Jeffrey Walton noloader at gmail.com
Wed Mar 23 20:14:22 CET 2011


On Wed, Mar 23, 2011 at 3:06 PM, Mark H. Wood <mwood at iupui.edu> wrote:
> On Tue, Mar 22, 2011 at 10:34:27PM -0400, Robert J. Hansen wrote:
> [snip]
>> My own dark suspicion is that what we have always thought of as
>> "privacy" is nothing more than an inefficiency in information exchange.

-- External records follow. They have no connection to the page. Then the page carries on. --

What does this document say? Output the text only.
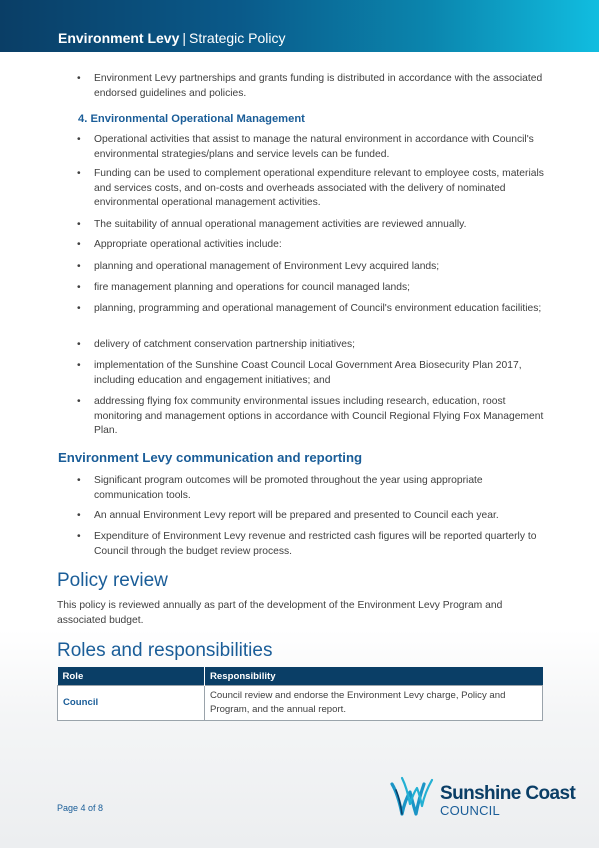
Environment Levy | Strategic Policy
• Environment Levy partnerships and grants funding is distributed in accordance with the associated endorsed guidelines and policies.
4. Environmental Operational Management
• Operational activities that assist to manage the natural environment in accordance with Council's environmental strategies/plans and service levels can be funded.
• Funding can be used to complement operational expenditure relevant to employee costs, materials and services costs, and on-costs and overheads associated with the delivery of nominated environmental operational management activities.
• The suitability of annual operational management activities are reviewed annually.
• Appropriate operational activities include:
• planning and operational management of Environment Levy acquired lands;
• fire management planning and operations for council managed lands;
• planning, programming and operational management of Council's environment education facilities;
• delivery of catchment conservation partnership initiatives;
• implementation of the Sunshine Coast Council Local Government Area Biosecurity Plan 2017, including education and engagement initiatives; and
• addressing flying fox community environmental issues including research, education, roost monitoring and management options in accordance with Council Regional Flying Fox Management Plan.
Environment Levy communication and reporting
• Significant program outcomes will be promoted throughout the year using appropriate communication tools.
• An annual Environment Levy report will be prepared and presented to Council each year.
• Expenditure of Environment Levy revenue and restricted cash figures will be reported quarterly to Council through the budget review process.
Policy review
This policy is reviewed annually as part of the development of the Environment Levy Program and associated budget.
Roles and responsibilities
Role	Responsibility
Council	Council review and endorse the Environment Levy charge, Policy and Program, and the annual report.
Page 4 of 8
Sunshine Coast
COUNCIL
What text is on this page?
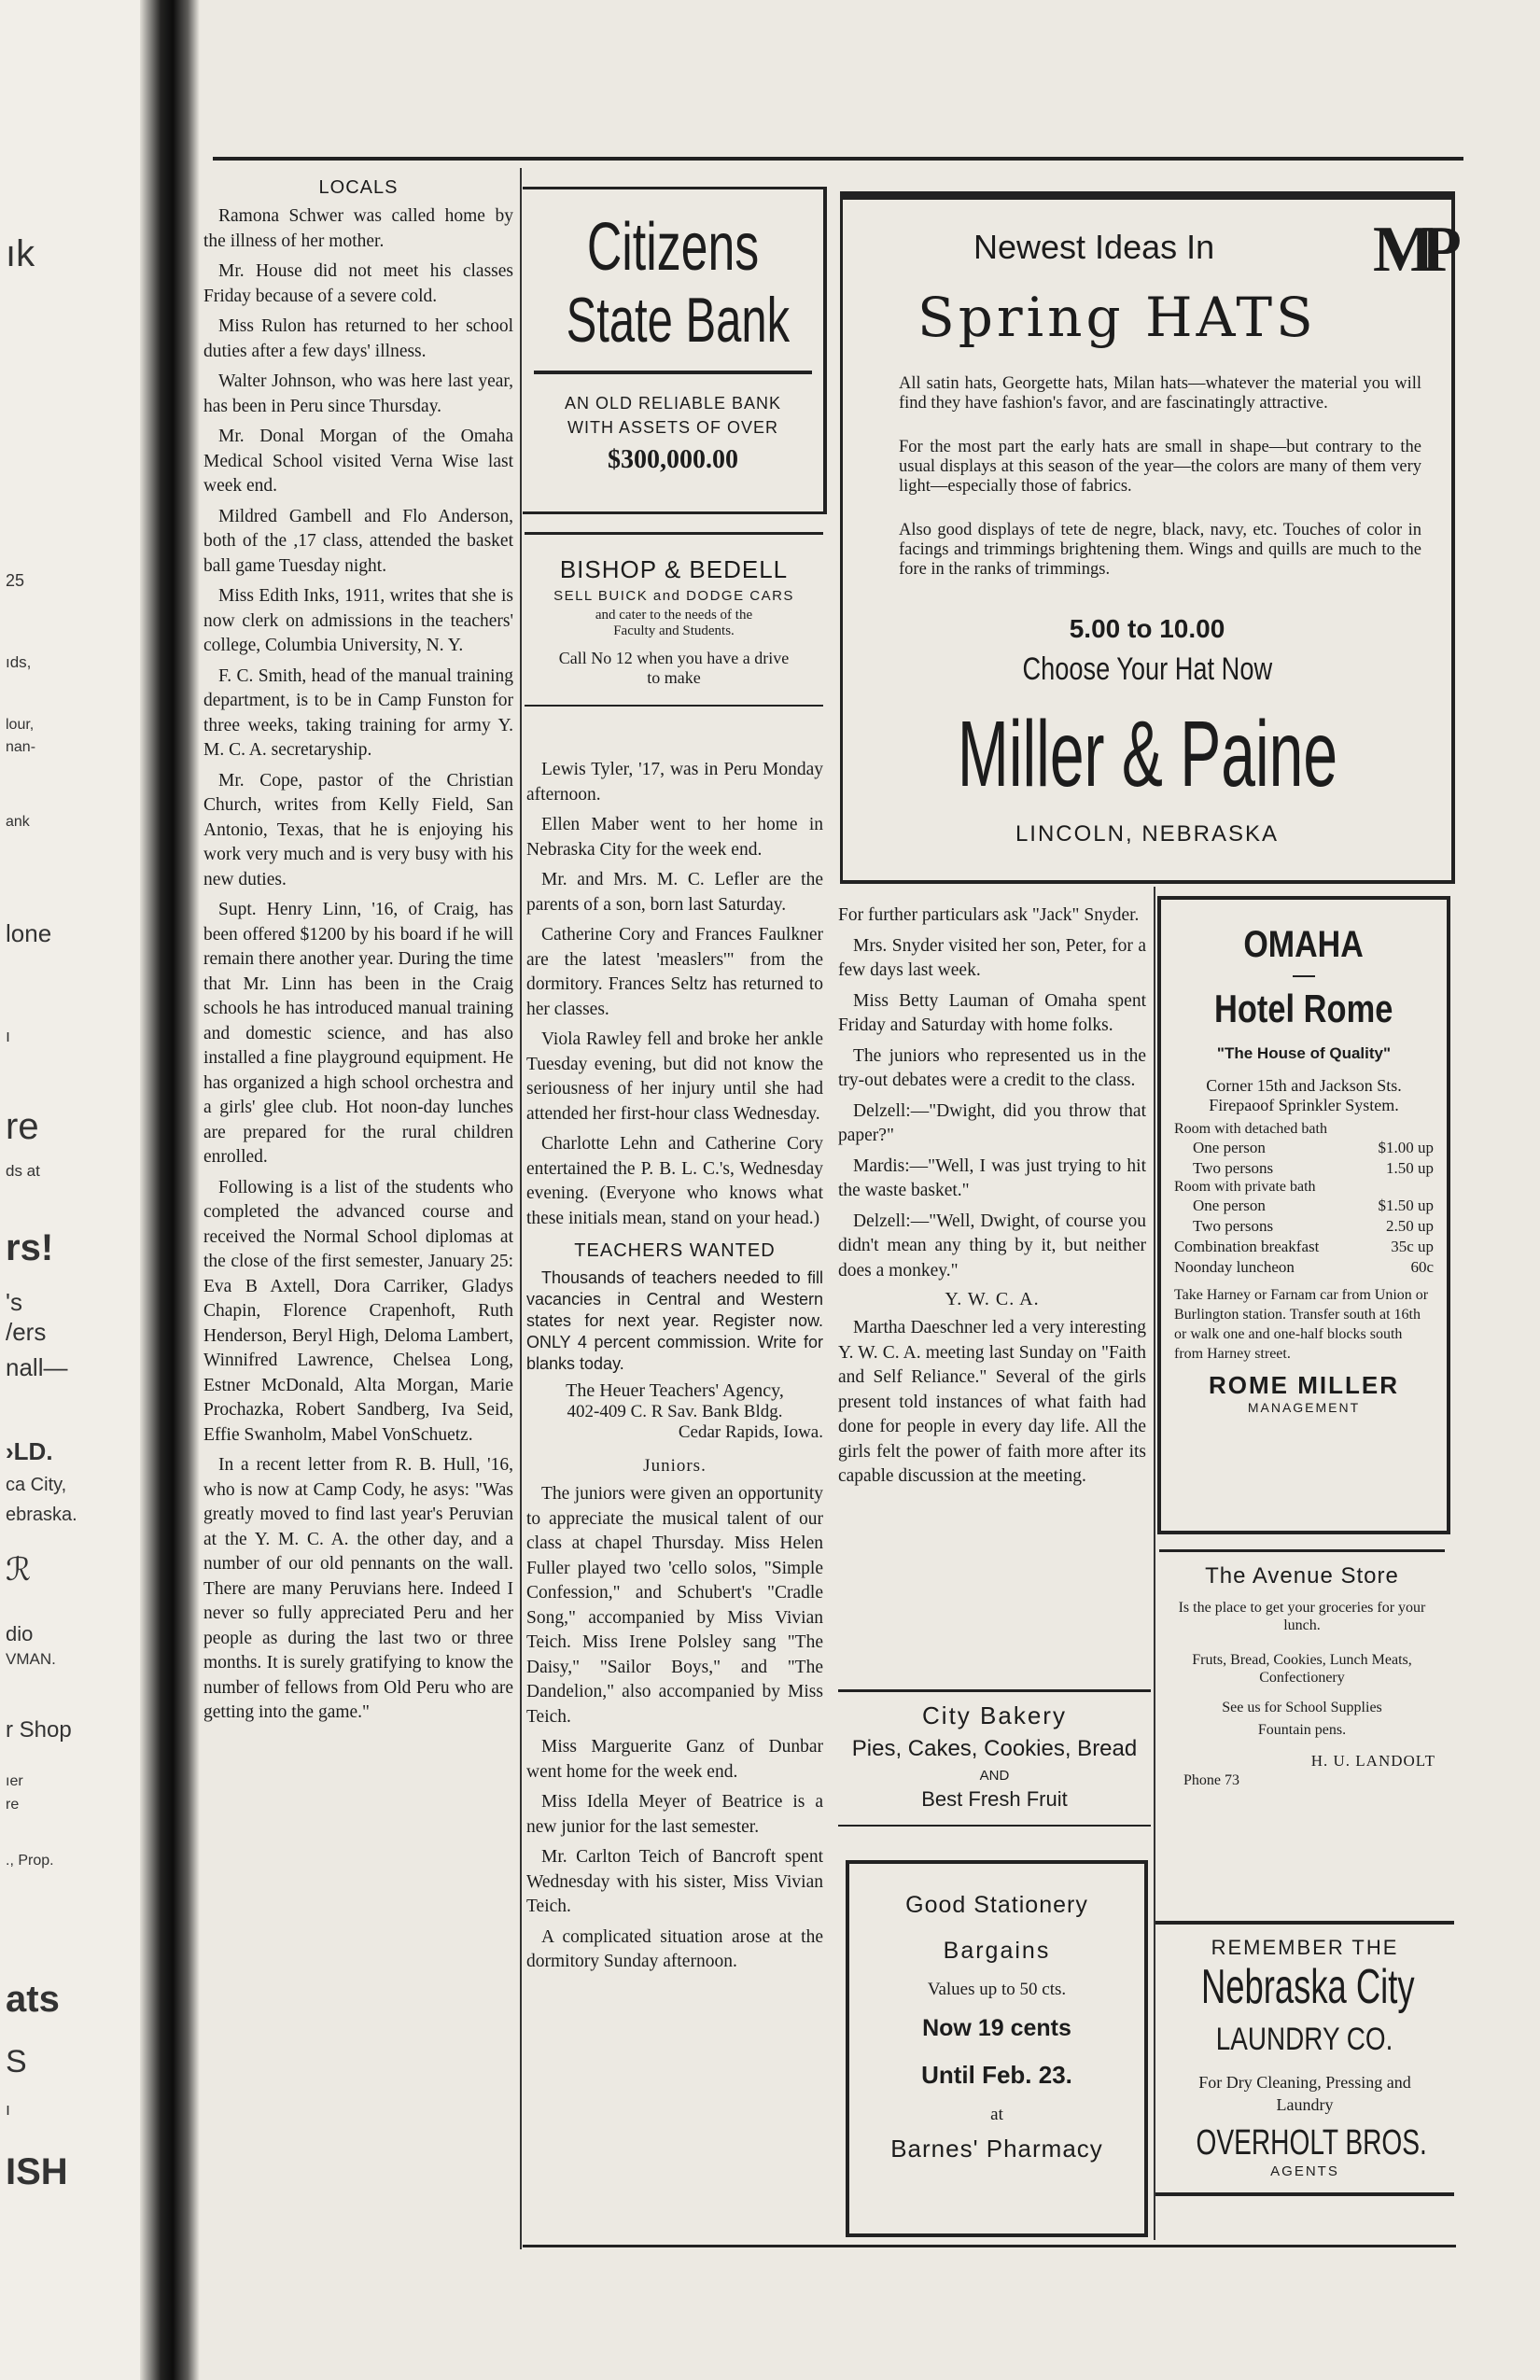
ık
25
ıds,
lour,
nan-
ank
lone
ı
re
ds at
rs!
's
/ers
nall—
›LD.
ca City,
ebraska.
ℛ
dio
VMAN.
r Shop
ıer
re
., Prop.
ats
S
ı
ISH
LOCALS

Ramona Schwer was called home by the illness of her mother.

Mr. House did not meet his classes Friday because of a severe cold.

Miss Rulon has returned to her school duties after a few days' illness.

Walter Johnson, who was here last year, has been in Peru since Thursday.

Mr. Donal Morgan of the Omaha Medical School visited Verna Wise last week end.

Mildred Gambell and Flo Anderson, both of the ,17 class, attended the basket ball game Tuesday night.

Miss Edith Inks, 1911, writes that she is now clerk on admissions in the teachers' college, Columbia University, N. Y.

F. C. Smith, head of the manual training department, is to be in Camp Funston for three weeks, taking training for army Y. M. C. A. secretaryship.

Mr. Cope, pastor of the Christian Church, writes from Kelly Field, San Antonio, Texas, that he is enjoying his work very much and is very busy with his new duties.

Supt. Henry Linn, '16, of Craig, has been offered $1200 by his board if he will remain there another year. During the time that Mr. Linn has been in the Craig schools he has introduced manual training and domestic science, and has also installed a fine playground equipment. He has organized a high school orchestra and a girls' glee club. Hot noon-day lunches are prepared for the rural children enrolled.

Following is a list of the students who completed the advanced course and received the Normal School diplomas at the close of the first semester, January 25: Eva B Axtell, Dora Carriker, Gladys Chapin, Florence Crapenhoft, Ruth Henderson, Beryl High, Deloma Lambert, Winnifred Lawrence, Chelsea Long, Estner McDonald, Alta Morgan, Marie Prochazka, Robert Sandberg, Iva Seid, Effie Swanholm, Mabel VonSchuetz.

In a recent letter from R. B. Hull, '16, who is now at Camp Cody, he asys: "Was greatly moved to find last year's Peruvian at the Y. M. C. A. the other day, and a number of our old pennants on the wall. There are many Peruvians here. Indeed I never so fully appreciated Peru and her people as during the last two or three months. It is surely gratifying to know the number of fellows from Old Peru who are getting into the game."

Citizens
State Bank
AN OLD RELIABLE BANK
WITH ASSETS OF OVER
$300,000.00
BISHOP & BEDELL
SELL BUICK and DODGE CARS
and cater to the needs of the
Faculty and Students.
Call No 12 when you have a drive
to make

Lewis Tyler, '17, was in Peru Monday afternoon.

Ellen Maber went to her home in Nebraska City for the week end.

Mr. and Mrs. M. C. Lefler are the parents of a son, born last Saturday.

Catherine Cory and Frances Faulkner are the latest 'measlers'" from the dormitory. Frances Seltz has returned to her classes.

Viola Rawley fell and broke her ankle Tuesday evening, but did not know the seriousness of her injury until she had attended her first-hour class Wednesday.

Charlotte Lehn and Catherine Cory entertained the P. B. L. C.'s, Wednesday evening. (Everyone who knows what these initials mean, stand on your head.)

TEACHERS WANTED

Thousands of teachers needed to fill vacancies in Central and Western states for next year. Register now. ONLY 4 percent commission. Write for blanks today.

The Heuer Teachers' Agency,
402-409 C. R Sav. Bank Bldg.
Cedar Rapids, Iowa.
Juniors.

The juniors were given an opportunity to appreciate the musical talent of our class at chapel Thursday. Miss Helen Fuller played two 'cello solos, "Simple Confession," and Schubert's "Cradle Song," accompanied by Miss Vivian Teich. Miss Irene Polsley sang "The Daisy," "Sailor Boys," and "The Dandelion," also accompanied by Miss Teich.

Miss Marguerite Ganz of Dunbar went home for the week end.

Miss Idella Meyer of Beatrice is a new junior for the last semester.

Mr. Carlton Teich of Bancroft spent Wednesday with his sister, Miss Vivian Teich.

A complicated situation arose at the dormitory Sunday afternoon.

Newest Ideas In
Spring HATS
MP
All satin hats, Georgette hats, Milan hats—whatever the material you will find they have fashion's favor, and are fascinatingly attractive.
For the most part the early hats are small in shape—but contrary to the usual displays at this season of the year—the colors are many of them very light—especially those of fabrics.
Also good displays of tete de negre, black, navy, etc. Touches of color in facings and trimmings brightening them. Wings and quills are much to the fore in the ranks of trimmings.
5.00 to 10.00
Choose Your Hat Now
Miller & Paine
LINCOLN, NEBRASKA

For further particulars ask "Jack" Snyder.

Mrs. Snyder visited her son, Peter, for a few days last week.

Miss Betty Lauman of Omaha spent Friday and Saturday with home folks.

The juniors who represented us in the try-out debates were a credit to the class.

Delzell:—"Dwight, did you throw that paper?"

Mardis:—"Well, I was just trying to hit the waste basket."

Delzell:—"Well, Dwight, of course you didn't mean any thing by it, but neither does a monkey."

Y. W. C. A.

Martha Daeschner led a very interesting Y. W. C. A. meeting last Sunday on "Faith and Self Reliance." Several of the girls present told instances of what faith had done for people in every day life. All the girls felt the power of faith more after its capable discussion at the meeting.

City Bakery
Pies, Cakes, Cookies, Bread
AND
Best Fresh Fruit
Good Stationery
Bargains
Values up to 50 cts.
Now 19 cents
Until Feb. 23.
at
Barnes' Pharmacy
OMAHA
Hotel Rome
"The House of Quality"
Corner 15th and Jackson Sts.
Firepaoof Sprinkler System.
Room with detached bath
One person	$1.00 up
Two persons	1.50 up
Room with private bath
One person	$1.50 up
Two persons	2.50 up
Combination breakfast	35c up
Noonday luncheon	60c
Take Harney or Farnam car from Union or Burlington station. Transfer south at 16th or walk one and one-half blocks south from Harney street.
ROME MILLER
MANAGEMENT
The Avenue Store
Is the place to get your groceries for your lunch.
Fruts, Bread, Cookies, Lunch Meats, Confectionery
See us for School Supplies
Fountain pens.
H. U. LANDOLT
Phone 73
REMEMBER THE
Nebraska City
LAUNDRY CO.
For Dry Cleaning, Pressing and Laundry
OVERHOLT BROS.
AGENTS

>>  So long as information exchange has a certain cost threshold, it's not
>> worth my time or effort to share information about you.  As that cost
>> threshold diminishes, so too does our privacy.  If it cost a penny to
>> leave a YouTube comment, Rebecca Black would have twelve people
>> scattered across the world who had said something bad about her.  Since
>> it's free, though... well, she has no privacy anymore, and I feel very
>> sorry for her.
>
> An interesting thought.  I'm going to keep this one.
>
> My suspicion is that we never had anywhere near as much privacy as
> many believe.
Agreed

> A hundred years ago, when nobody had computers or
> databases or Internets, everyone in town knew your name, your address,
> your occupation, your family, your approximate economic status, your
> (ir)religion, your circle of friends, and many past deeds you'd rather
> have forgotten.  We may actually have *more* privacy these days, when
> so much can be done in secret and only the machines know until someone
> thinks to ask the right one in the right way.
>
>> If I'm right, then the only way to restore privacy is to raise the price
>> of information transfer in some way.  OpenPGP can be thought of as this:
>> to recover a message the attacker has to undertake actions that involve
>> at least some measure of expense.
>
> We can also raise the cost of improper use of information.  I don't
> think there's been enough attention to this.  If Alice draws
> insupportable or downright illogical conclusions about my character or
> status from my online presence, and on the basis of those conclusions
> makes decisions on my employment or my insurance premiums or whether I
> ought to be prosecuted for something, can I punish her *enough to make
> her stop*?  If she's following company policy, can I punish the
> company *enough to make it stop*?  Enough power can make privacy
> irrelevant.
Not politically feasible. In the US, corporations ensures that
legislation favors corporate via bribes (err, PAC contributions). The
first step to remediate the problem is disgorging politicians from
their money, which probably will not happen in our lifetime.